2 décembre ... la maladie


2 décembre ... la maladie

 

Très cher ami,

 

En arrivant dans ce pays, je m’étais volontiers prêté aux examens de santé que l’on m’avait demandé. J’avais, de plus, pris cette potion, à laquelle on attribuait le pouvoir de garantir contre les effets du Grand Mal ou du moins contre les plus délétères. Cela devait aussi, m’avait-on dit, me permettre d’obtenir une sorte de blanc-seing m’autorisant à accéder librement aux endroits et lieux de culture que je me proposais de visiter au plus tôt.

 

Je l’attendais encore en me morfondant et je me fis expliquer les arcanes de ce curieux système.

 

On m’apprit que, redoutant un nouvel assaut du Mal, on devait prendre de grandes précautions. Et l'on avait décrété qu'on ne pourrait rien faire sans blanc-seing prouvant soit que l’on était exempt de maladie, soit que l’on avait ingurgité la fameuse potion. Les docteurs, eux-mêmes devaient l’avoir ingurgité pour porter la robe et secourir les pauvres malades. Mais on me dit aussi que la chose n’était ni garantie complète ni même certitude qu'on ne pouvait transmettre ses miasmes à son voisin. J’en demeurais pantois.

 

Je demandais aussi comment l’on faisait pour suivre aussi finement les désordres de la maladie.

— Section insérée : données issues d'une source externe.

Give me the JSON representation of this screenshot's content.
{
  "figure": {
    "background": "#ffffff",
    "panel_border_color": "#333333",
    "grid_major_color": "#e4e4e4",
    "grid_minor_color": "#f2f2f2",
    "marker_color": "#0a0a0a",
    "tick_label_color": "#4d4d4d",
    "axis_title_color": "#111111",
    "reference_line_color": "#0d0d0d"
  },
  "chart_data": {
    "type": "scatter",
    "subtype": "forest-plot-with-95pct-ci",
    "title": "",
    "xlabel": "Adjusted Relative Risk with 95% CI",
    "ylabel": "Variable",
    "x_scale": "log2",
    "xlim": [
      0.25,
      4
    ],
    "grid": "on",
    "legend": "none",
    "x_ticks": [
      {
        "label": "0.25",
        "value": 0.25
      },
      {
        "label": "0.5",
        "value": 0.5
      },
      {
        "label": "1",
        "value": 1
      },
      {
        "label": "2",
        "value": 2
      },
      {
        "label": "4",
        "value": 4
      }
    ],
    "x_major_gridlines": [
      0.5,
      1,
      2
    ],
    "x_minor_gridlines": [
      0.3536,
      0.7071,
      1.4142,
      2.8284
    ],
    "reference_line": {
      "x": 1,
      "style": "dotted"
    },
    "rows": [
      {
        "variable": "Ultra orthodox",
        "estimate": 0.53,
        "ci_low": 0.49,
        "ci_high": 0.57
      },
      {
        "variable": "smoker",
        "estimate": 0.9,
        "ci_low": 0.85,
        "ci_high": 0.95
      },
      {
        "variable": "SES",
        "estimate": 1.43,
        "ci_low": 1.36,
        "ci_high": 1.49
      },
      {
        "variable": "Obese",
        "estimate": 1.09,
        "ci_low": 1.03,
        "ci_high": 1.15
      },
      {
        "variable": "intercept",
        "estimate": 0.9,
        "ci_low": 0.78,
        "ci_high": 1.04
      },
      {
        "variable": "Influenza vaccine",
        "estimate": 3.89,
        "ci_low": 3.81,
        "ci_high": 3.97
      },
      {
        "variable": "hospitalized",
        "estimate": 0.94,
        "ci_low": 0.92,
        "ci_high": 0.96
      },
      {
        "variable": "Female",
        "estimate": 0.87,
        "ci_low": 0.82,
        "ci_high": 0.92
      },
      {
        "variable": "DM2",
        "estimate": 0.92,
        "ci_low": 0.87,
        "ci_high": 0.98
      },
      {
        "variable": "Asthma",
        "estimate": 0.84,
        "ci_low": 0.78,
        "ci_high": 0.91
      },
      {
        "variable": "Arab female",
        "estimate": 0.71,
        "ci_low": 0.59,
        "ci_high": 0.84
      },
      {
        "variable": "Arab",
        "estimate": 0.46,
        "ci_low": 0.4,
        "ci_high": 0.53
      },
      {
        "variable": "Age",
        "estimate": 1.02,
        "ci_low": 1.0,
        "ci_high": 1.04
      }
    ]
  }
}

On me répondit que l’on comptait, chaque jour, le nombre de gens qui, s’étant fait examiner, avait révélé des traces de la maladie. Rapportant ce nombre aux populations des contrées, on exhibait ce chiffre comme valeur certaine, propre à conduire la lutte contre l’épidémie et à justifier toute mesure. On parlait même ces temps d’un nouvel enfermement pour la fin de cette année : on avait compté, depuis deux jours, un nombre considérable et une soudaine augmentation du nombre de gens porteurs de maladie. L’alarme fut donnée et les gens prenaient peur : on fit venir aux lucarnes des savants, des mathématiciens, costume de ville et non robe de médecins, visages fermés, pour commenter la sinistre nouvelle. On oublia de dire que la monstrueuse augmentation du nombre d’infectés potentiels suivait presque fidèlement celle des personnes qui, par obligation nouvelle ou par crainte provoquée s’étaient fait examiner. On était, en ces temps, bien loin des terribles débuts et du premier assaut du Grand mal.

 

Je compris que l’on cherchait, par peur, à obtenir du peuple qu’il fut d’une prudence extrême et qu’il prit sans rechigner une nouvelle ration de potion. Mais ainsi, à ne pas faire appel à la simple raison, ou à crier au feu à toute occasion, on ne se hausse pas et l’on manque parfois son but.

 

La comédie jouée me parut aussi médiocre que la farce politique que je te racontais hier.